Салями! С ее опытом она, вполне вероятно, сумеет по одному запаху отыскать под подушкой украденную колбасу.
— Какой странный… — неуверенно начала миссис Нэгенбек, с явным сожалением изгоняя враждебность с лица. — Какой странный запах! Такой необычный… такой удивительный, такой… О, мистер Боммер, бедный мальчик, вы ранены?
Он покачал головой, изумленный совершенно несвойственным ей выражением лица — не гнев, но нечто определенно опасное. Ирвинг отступил в комнату. Домохозяйка последовала за ним, ее голос экспериментировал со звуками и остановился на варианте, весьма смахивающем на воркование.
— Дайте-ка мне взглянуть на эти пальчики, на царапину, на порез, на эту рану, — робко попросила она, выдирая левую руку Боммера изо рта с такой силой, что у бедняги зашатались пять зубов. — О-о-о-о, болит? У вас есть антисептик — йод, перекись или меркурохром? А ляписный карандаш? А марлевые бинты?
Ошеломленный поразительной сменой ее настроения, Ирвинг указал носом на аптечку.
Забинтовывая рану, она продолжала издавать странные и тревожные звуки, напоминающие мурлыканье саблезубого тигра. Время от времени, когда ее глаза встречались с глазами Боммера, она улыбалась и быстро вздыхала. Но когда, подняв его руку для завершающего осмотра, хозяйка, страстно застонав, поцеловала его ладонь, Боммер по-настоящему испугался.

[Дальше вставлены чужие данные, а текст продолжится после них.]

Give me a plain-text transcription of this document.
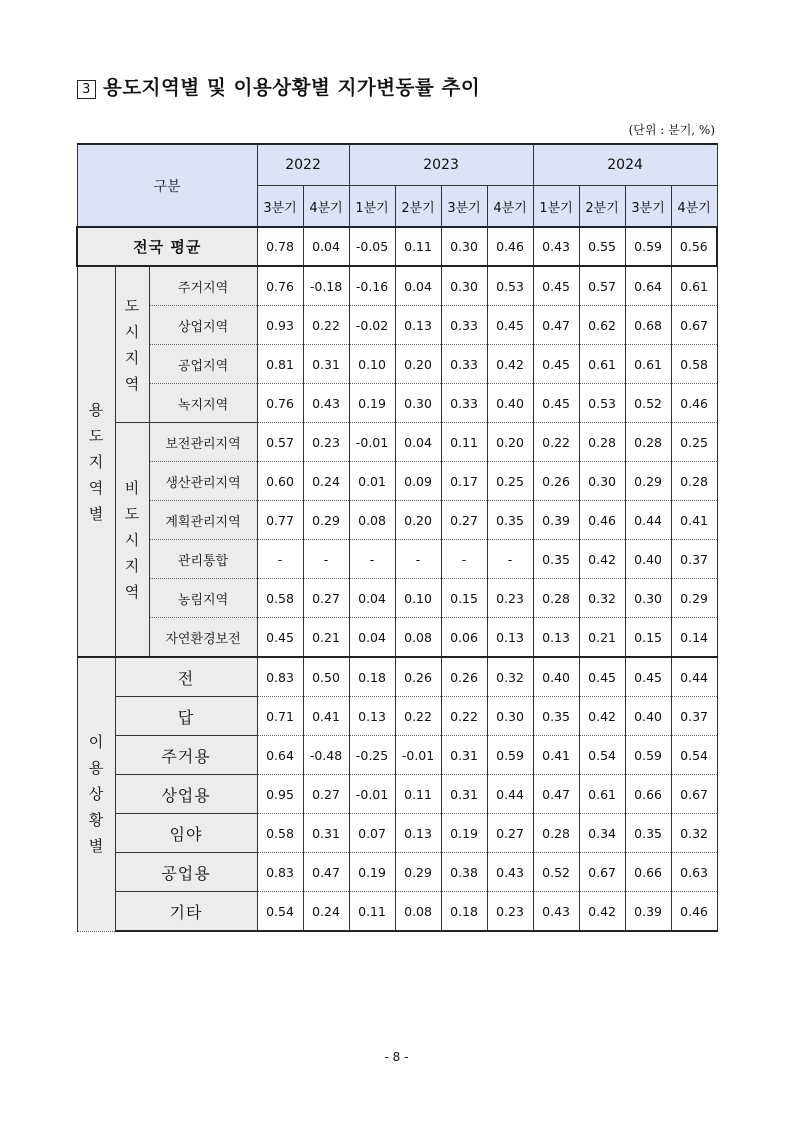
3 용도지역별 및 이용상황별 지가변동률 추이
(단위 : 분기, %)
구분			2022		2023				2024			
			3분기	4분기	1분기	2분기	3분기	4분기	1분기	2분기	3분기	4분기
전국 평균			0.78	0.04	-0.05	0.11	0.30	0.46	0.43	0.55	0.59	0.56

용
도
지
역
별	도
시
지
역	주거지역	0.76	-0.18	-0.16	0.04	0.30	0.53	0.45	0.57	0.64	0.61
		상업지역	0.93	0.22	-0.02	0.13	0.33	0.45	0.47	0.62	0.68	0.67
		공업지역	0.81	0.31	0.10	0.20	0.33	0.42	0.45	0.61	0.61	0.58
		녹지지역	0.76	0.43	0.19	0.30	0.33	0.40	0.45	0.53	0.52	0.46

	비
도
시
지
역	보전관리지역	0.57	0.23	-0.01	0.04	0.11	0.20	0.22	0.28	0.28	0.25
		생산관리지역	0.60	0.24	0.01	0.09	0.17	0.25	0.26	0.30	0.29	0.28
		계획관리지역	0.77	0.29	0.08	0.20	0.27	0.35	0.39	0.46	0.44	0.41
		관리통합	-	-	-	-	-	-	0.35	0.42	0.40	0.37
		농림지역	0.58	0.27	0.04	0.10	0.15	0.23	0.28	0.32	0.30	0.29
		자연환경보전	0.45	0.21	0.04	0.08	0.06	0.13	0.13	0.21	0.15	0.14

이
용
상
황
별	전		0.83	0.50	0.18	0.26	0.26	0.32	0.40	0.45	0.45	0.44
	답		0.71	0.41	0.13	0.22	0.22	0.30	0.35	0.42	0.40	0.37
	주거용		0.64	-0.48	-0.25	-0.01	0.31	0.59	0.41	0.54	0.59	0.54
	상업용		0.95	0.27	-0.01	0.11	0.31	0.44	0.47	0.61	0.66	0.67
	임야		0.58	0.31	0.07	0.13	0.19	0.27	0.28	0.34	0.35	0.32
	공업용		0.83	0.47	0.19	0.29	0.38	0.43	0.52	0.67	0.66	0.63
	기타		0.54	0.24	0.11	0.08	0.18	0.23	0.43	0.42	0.39	0.46
- 8 -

Он побрел к двери, ведя за собой миссис Нэгенбек, которая так и не выпустила его драгоценную руку.
— Огромное спасибо, — пробормотал он. — Но уже поздно. Мне пора ложиться.
Миссис Нэгенбек выпустила его руку.
— Вы хотите, чтобы я ушла, — с упреком произнесла она. Увидев его кивок, она сглотнула, храбро улыбнулась и бочком протиснулась в дверь, едва не оторвав ему пуговицы на пиджаке.
— Не работайте слишком много, — с грустью попросила она, когда Боммер закрывал дверь. — Таким, как вы, нельзя изматывать себя до смерти на работе. Спокойной ночи, мистер Боммер.
Яркий пурпур бутылочки подмигнул ему с кровати. Приворотное зелье! Ведь он вылил каплю на ладонь, а порезавшись, невольно сжал пальцы в кулак. Цыганка говорила, что капля крови, смешанная с каплей зелья, делает эту каплю его собственной, личной. Очевидно, так и произошло: миссис Нэгенбек воспылала. Он содрогнулся. Миссис Нэгенбек. Ничего себе любовное зелье…
Но то, что подействовало на домохозяйку, несомненно, подействует и на других, более молодых и привлекательных женщин. Например, на девушку с томными глазами в отделе столовых приборов или на дерзкую кокетку из отдела салатниц и кастрюль.
Стук в дверь:
— Это всего лишь я, Хильда Нэгенбек. Послушайте, мистер Боммер, я тут подумала — салями и хлеб трудно есть всухомятку. К тому же от них вам наверняка пить захочется. Вот я и принесла вам две банки пива.
Открыв дверь и взяв пиво, Боммер улыбнулся. Время уже поработало над миссис Нэгенбек. То, что еще несколько минут назад было в ее глазах лишь бутонами, теперь пышно расцвело. Ее душа попрала сковывающие узы и помахивала ему рукой.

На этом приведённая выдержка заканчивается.